Une cinquantaine de barreaux à travers le pays, dont ceux du Sud-Ouest, se mobilisent ce mercredi pour s'opposer au projet de loi au Sénat visant à instaurer un « plaider-coupable » en matière criminelle proposé par Gérald Darmanin.
Face à cette réforme controversée, les avocats français expriment leur mécontentement grandissant. Le barreau de Paris, représentant 35 000 avocats, a voté pour une « grève du zèle » dès mercredi, touchant toutes les procédures pénales, tant urgentes que non urgentes.
Dans un esprit de solidarité, le barreau de Bobigny a également annoncé une « grève totale », affectant tous les domaines juridiques. Leur inquiétude principale réside dans le fait que ce nouveau système permettrait de juger des crimes graves uniquement sur l'aveu de l'accusé, sans audition de témoins ni d'experts, créant ainsi un risque de non-participation du jury populaire.
Désengorger les juridictions
Cette nouvelle mesure vise à accélérer les procédures judiciaires et à désengorger les tribunaux, mais soulève de nombreuses inquiétudes. Le texte, porté par le garde des Sceaux, permettrait de juger rapidement des affaires où l'accusé reconnait les faits, sous certaines conditions : accord du parquet et absence d'opposition de la victime dans un délai de dix jours.
Les barreaux de l'ensemble du pays, dont Bordeaux et Mont-de-Marsan, témoignent également de leur refus face à cette réforme. Selon Christophe Bayle, président de la Conférence des bâtonniers, la majorité des barreaux ont déjà voté pour cette grève.

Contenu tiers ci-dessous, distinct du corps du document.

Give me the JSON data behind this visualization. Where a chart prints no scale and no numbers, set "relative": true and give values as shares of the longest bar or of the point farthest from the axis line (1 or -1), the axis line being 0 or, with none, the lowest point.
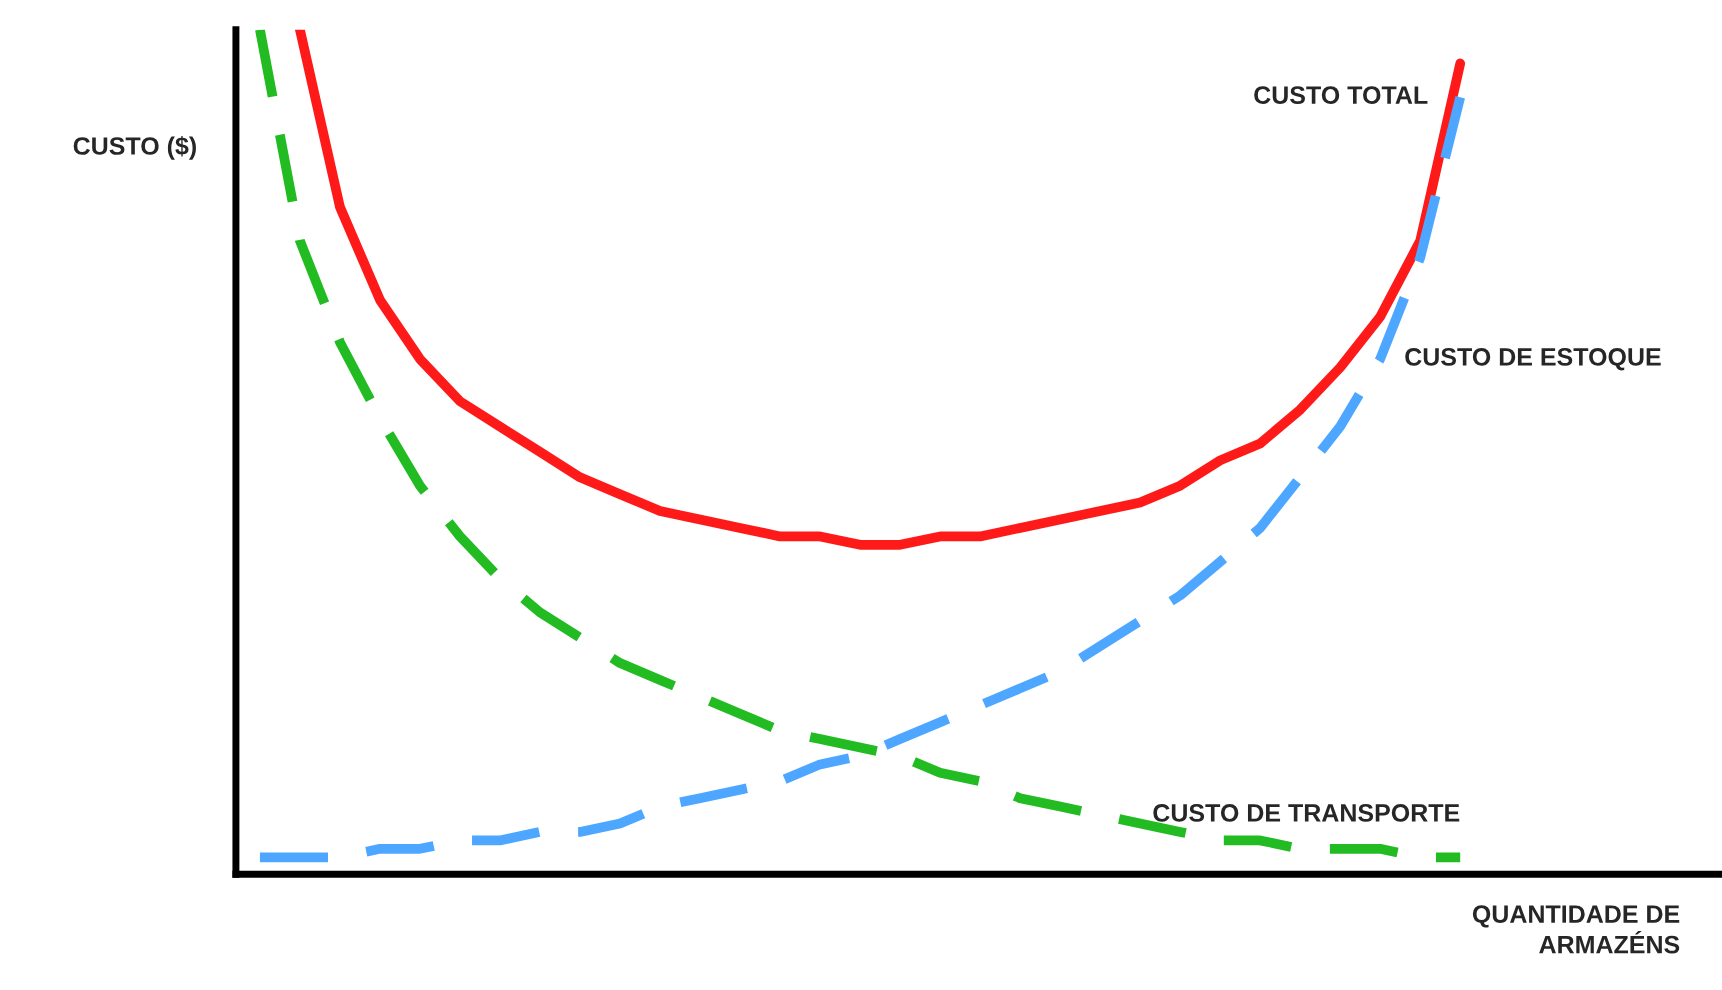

Les modalités varient d'un barreau à l'autre, certains optant pour une grève totale, d'autres pour des actions ciblées.
Une justice expéditive
Les avocats craignent qu'un tel système n'entraîne une « justice expéditive ». Dans une tribune publiée dans La Tribune Dimanche, Louis Degos et Carine Denoit-Benteux alertent sur le risque d'une justice à deux vitesses, où ceux qui ont des moyens pourront échapper à ce système.
Le « plaider-coupable », qui semble étranger à la tradition juridique française, pose également des interrogations quant aux faux aveux potentiels et aux conséquences pour les innocents. Les avocats soulignent que ce système pourrait condamner des personnes sans véritable débat judiciaire.
Les victimes, elles aussi, pourraient souffrir de cette réforme, car leur consentement serait souvent obtenu sous la pression du temps. C'est un point soulevé par les avocats à l'unisson, appelant à la réflexion sur les implications éthiques de cette réforme.
Pensé pour les victimes ?
En réponse à ces préoccupations, le porte-parole du ministère de la Justice, Sacha Straub-Kahn, défend le projet en affirmant qu'il vise à offrir une nouvelle voie pour la justice criminelle, tout en promettant de ne pas compromettre la qualité des jugements. Gérald Darmanin, pour sa part, a respecté le droit de grève, tout en regrettant l'impact sur les victimes et le service public de la justice.
Enfin, le Conseil national des barreaux se réunit jeudi, sa présidente, Julie Couturier, ayant déjà exprimé son soutien aux avocats en grève. Le barreau de Paris a appelé à une journée de « justice morte » le 13 avril prochain, et d'autres mobilisations sont envisagées à l'échelle nationale.